Fast forward four decades, and the Stockade-athon Road Race will celebrate its 40th anniversary on Nov. 8, 2015. During the past four years, the race has drawn in excess of 1,600 finishers each year, one of only 10 15K road races in the country that remain this popular. Most of the others are in major cities line Portland, Ore.; Tulsa, Okla.; Cincinnati, Ohio; Jacksonville, Fla.; and New York City. Of these 10 major 15K races, the Stockade-athon is the oldest and the first to reach the 40-year milestone.
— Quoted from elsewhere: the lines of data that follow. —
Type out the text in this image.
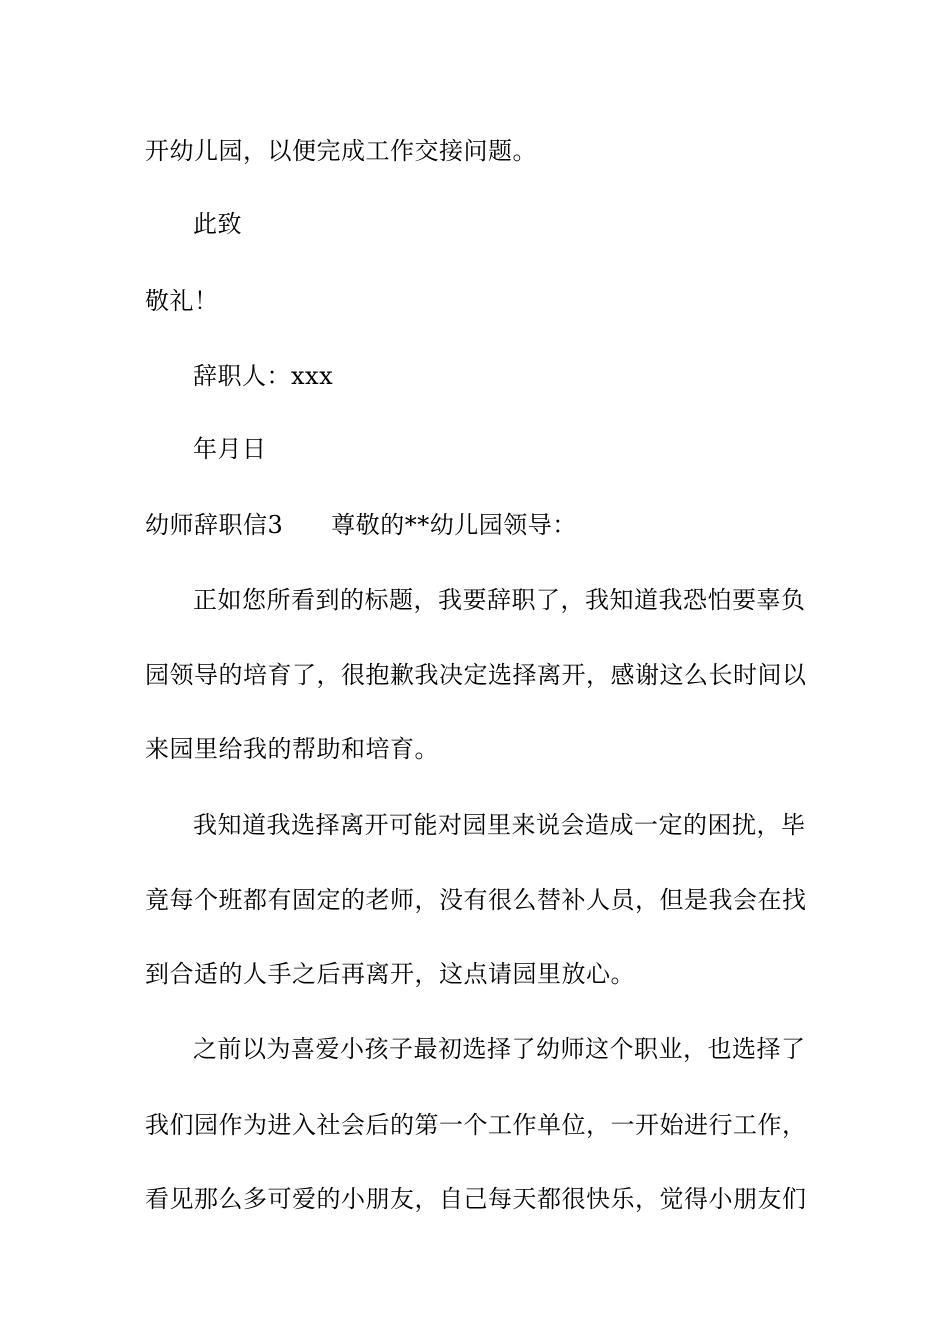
开幼儿园，以便完成工作交接问题。
此致
敬礼！
辞职人：xxx
年月日
幼师辞职信3 尊敬的**幼儿园领导：
正如您所看到的标题，我要辞职了，我知道我恐怕要辜负
园领导的培育了，很抱歉我决定选择离开，感谢这么长时间以
来园里给我的帮助和培育。
我知道我选择离开可能对园里来说会造成一定的困扰，毕
竟每个班都有固定的老师，没有很么替补人员，但是我会在找
到合适的人手之后再离开，这点请园里放心。
之前以为喜爱小孩子最初选择了幼师这个职业，也选择了
我们园作为进入社会后的第一个工作单位，一开始进行工作，
看见那么多可爱的小朋友，自己每天都很快乐，觉得小朋友们
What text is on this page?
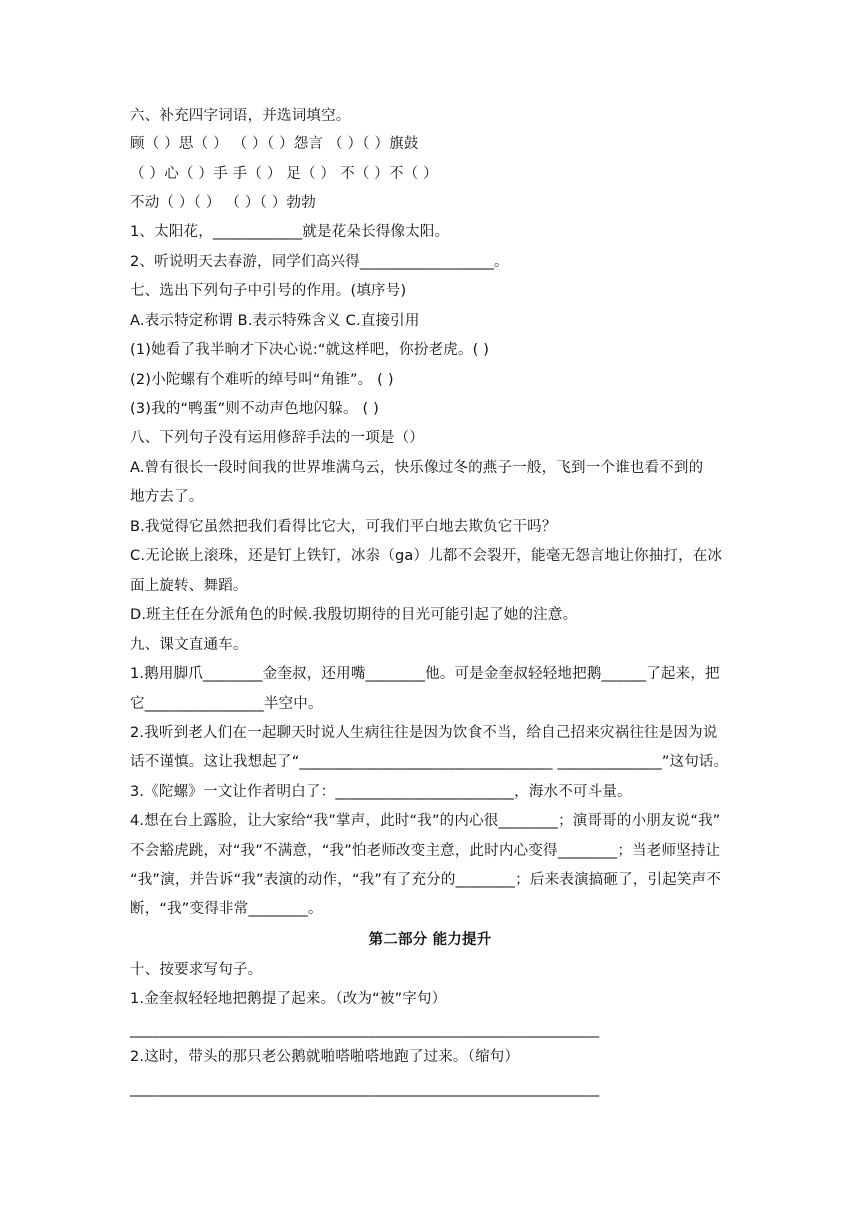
六、补充四字词语，并选词填空。
顾（ ）思（ ） （ ）（ ）怨言 （ ）（ ）旗鼓
（ ）心（ ）手 手（ ） 足（ ） 不（ ）不（ ）
不动（ ）（ ） （ ）（ ）勃勃
1、太阳花，____________就是花朵长得像太阳。
2、听说明天去春游，同学们高兴得__________________。
七、选出下列句子中引号的作用。(填序号)
A.表示特定称谓 B.表示特殊含义 C.直接引用
(1)她看了我半晌才下决心说:“就这样吧，你扮老虎。( )
(2)小陀螺有个难听的绰号叫“角锥”。 ( )
(3)我的“鸭蛋”则不动声色地闪躲。 ( )
八、下列句子没有运用修辞手法的一项是（）
A.曾有很长一段时间我的世界堆满乌云，快乐像过冬的燕子一般，飞到一个谁也看不到的
地方去了。
B.我觉得它虽然把我们看得比它大，可我们平白地去欺负它干吗？
C.无论嵌上滚珠，还是钉上铁钉，冰尜（ga）儿都不会裂开，能毫无怨言地让你抽打，在冰
面上旋转、舞蹈。
D.班主任在分派角色的时候.我殷切期待的目光可能引起了她的注意。
九、课文直通车。
1.鹅用脚爪________金奎叔，还用嘴________他。可是金奎叔轻轻地把鹅______了起来，把
它________________半空中。
2.我听到老人们在一起聊天时说人生病往往是因为饮食不当，给自己招来灾祸往往是因为说
话不谨慎。这让我想起了“__________________________________ ______________”这句话。
3.《陀螺》一文让作者明白了：________________________，海水不可斗量。
4.想在台上露脸，让大家给“我”掌声，此时“我”的内心很________；演哥哥的小朋友说“我”
不会豁虎跳，对“我”不满意，“我”怕老师改变主意，此时内心变得________；当老师坚持让
“我”演，并告诉“我”表演的动作，“我”有了充分的________；后来表演搞砸了，引起笑声不
断，“我”变得非常________。
第二部分 能力提升
十、按要求写句子。
1.金奎叔轻轻地把鹅提了起来。（改为“被”字句）
_______________________________________________________________
2.这时，带头的那只老公鹅就啪嗒啪嗒地跑了过来。（缩句）
_______________________________________________________________
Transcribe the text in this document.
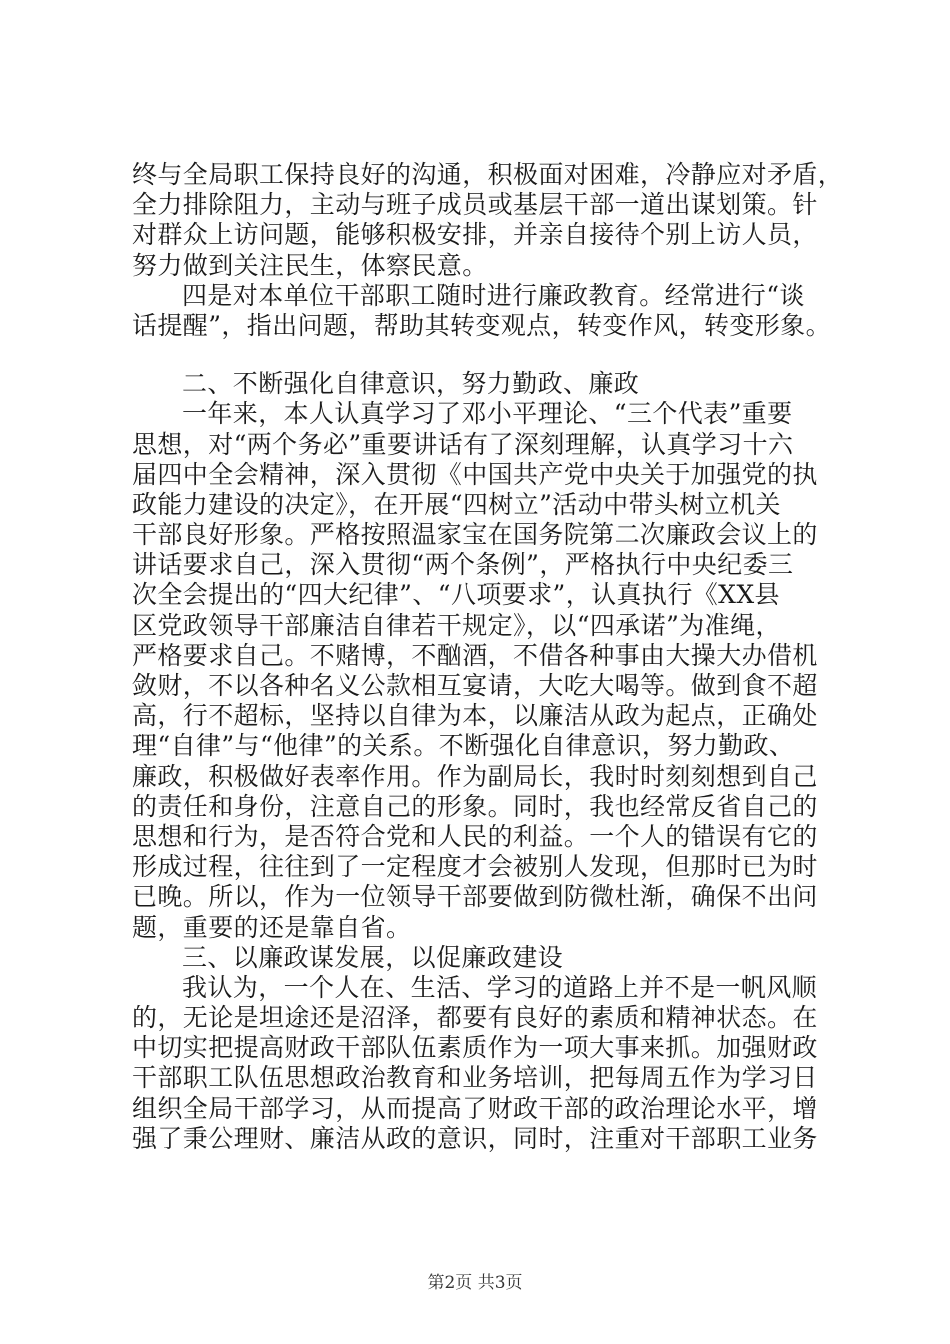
终与全局职工保持良好的沟通，积极面对困难，冷静应对矛盾，
全力排除阻力，主动与班子成员或基层干部一道出谋划策。针
对群众上访问题，能够积极安排，并亲自接待个别上访人员，
努力做到关注民生，体察民意。
四是对本单位干部职工随时进行廉政教育。经常进行“谈
话提醒”，指出问题，帮助其转变观点，转变作风，转变形象。
二、不断强化自律意识，努力勤政、廉政
一年来，本人认真学习了邓小平理论、“三个代表”重要
思想，对“两个务必”重要讲话有了深刻理解，认真学习十六
届四中全会精神，深入贯彻《中国共产党中央关于加强党的执
政能力建设的决定》，在开展“四树立”活动中带头树立机关
干部良好形象。严格按照温家宝在国务院第二次廉政会议上的
讲话要求自己，深入贯彻“两个条例”，严格执行中央纪委三
次全会提出的“四大纪律”、“八项要求”，认真执行《XX县
区党政领导干部廉洁自律若干规定》，以“四承诺”为准绳，
严格要求自己。不赌博，不酗酒，不借各种事由大操大办借机
敛财，不以各种名义公款相互宴请，大吃大喝等。做到食不超
高，行不超标，坚持以自律为本，以廉洁从政为起点，正确处
理“自律”与“他律”的关系。不断强化自律意识，努力勤政、
廉政，积极做好表率作用。作为副局长，我时时刻刻想到自己
的责任和身份，注意自己的形象。同时，我也经常反省自己的
思想和行为，是否符合党和人民的利益。一个人的错误有它的
形成过程，往往到了一定程度才会被别人发现，但那时已为时
已晚。所以，作为一位领导干部要做到防微杜渐，确保不出问
题，重要的还是靠自省。
三、以廉政谋发展，以促廉政建设
我认为，一个人在、生活、学习的道路上并不是一帆风顺
的，无论是坦途还是沼泽，都要有良好的素质和精神状态。在
中切实把提高财政干部队伍素质作为一项大事来抓。加强财政
干部职工队伍思想政治教育和业务培训，把每周五作为学习日
组织全局干部学习，从而提高了财政干部的政治理论水平，增
强了秉公理财、廉洁从政的意识，同时，注重对干部职工业务
第2页 共3页
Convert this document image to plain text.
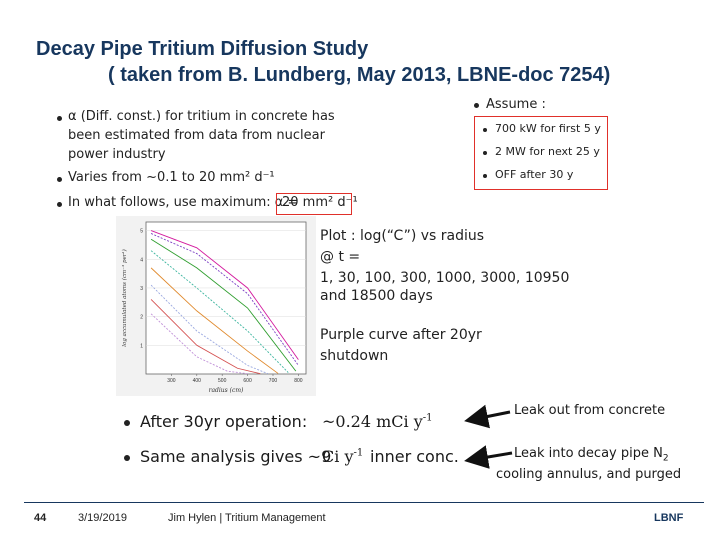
Decay Pipe Tritium Diffusion Study
( taken from B. Lundberg, May 2013, LBNE-doc 7254)
α (Diff. const.) for tritium in concrete has been estimated from data from nuclear power industry
Varies from ~0.1 to 20 mm² d⁻¹
In what follows, use maximum: α =
20 mm² d⁻¹
Assume :
700 kW for first 5 y
2 MW for next 25 y
OFF after 30 y
1
2
3
4
5
300	400	500	600	700	800
radius (cm)
log accumulated atoms (cm⁻³ per¹)
Plot : log(“C”) vs radius
@ t =
1, 30, 100, 300, 1000, 3000, 10950
and 18500 days
Purple curve after 20yr
shutdown
After 30yr operation: ~0.24 mCi $y^{-1}$
Same analysis gives ~9
Ci $y^{-1}$ inner conc.
Leak out from concrete
Leak into decay pipe $N_2$
cooling annulus, and purged
44	3/19/2019	Jim Hylen | Tritium Management	LBNF
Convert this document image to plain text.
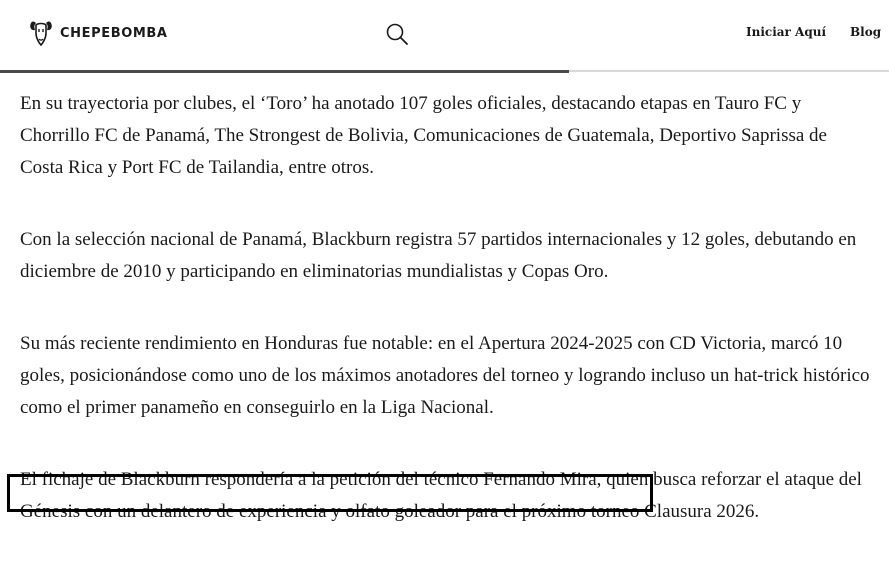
CHEPEBOMBA	Iniciar Aquí Blog

En su trayectoria por clubes, el ‘Toro’ ha anotado 107 goles oficiales, destacando etapas en Tauro FC y Chorrillo FC de Panamá, The Strongest de Bolivia, Comunicaciones de Guatemala, Deportivo Saprissa de Costa Rica y Port FC de Tailandia, entre otros.

Con la selección nacional de Panamá, Blackburn registra 57 partidos internacionales y 12 goles, debutando en diciembre de 2010 y participando en eliminatorias mundialistas y Copas Oro.

Su más reciente rendimiento en Honduras fue notable: en el Apertura 2024-2025 con CD Victoria, marcó 10 goles, posicionándose como uno de los máximos anotadores del torneo y logrando incluso un hat-trick histórico como el primer panameño en conseguirlo en la Liga Nacional.

El fichaje de Blackburn respondería a la petición del técnico Fernando Mira, quien busca reforzar el ataque del Génesis con un delantero de experiencia y olfato goleador para el próximo torneo Clausura 2026.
However, perhaps an even more rare accomplishment is how the Stockade-athon continues to draw the very best amateur distance running talent from across the Northeast. Schenectady is rightfully proud of the National Championship won by the Union College hockey program last year, just as Albany is equally proud of the remarkable three-year stretch where Albany University made the 64-team NCAA basketball tournament.
When amateur athletics are on display at such a high level, the whole Capital District takes interest, and there is a general uplifting feeling to be part of such an experience.
What distinguishes the Stockade-athon from just about any other road race in upstate New York, with the exception of the World Class Utica Boilermaker, is the level of national class runners who travel to Schenectady each year, and have for decades, to compete in this classic urban road racing championship. Just last year, with the change of the start to downtown Schenectady, a new major sponsor in MVP Health Care and championship sponsor support from Fleet Feet Sports, the Stockade-athon was won by Josh McDougal, a former NCAA national cross-country champion.
The women’s winner was two-time New York state runner of the year Megan Hogan, originally from Saratoga Springs, now living in New York City. She broke the event record that stood for 20 years. It was previously held by seven-time Stockade-athon champion Lori Hewig. In total, 58 distance runners ran nationally-ranked times on the hilly Stockade-athon course in 2014.
Over the years, there are certainly too many individuals and several key sponsors and race directors that have allowed the Stockade-athon race to grow into a very popular community event, augmented by very select amateur talent at the front of the pack. However, there is no question that the Stockade-athon’s humble beginnings trace back to the honorable Joe Notar, a sports fan and big supporter of the city parks and recreation department.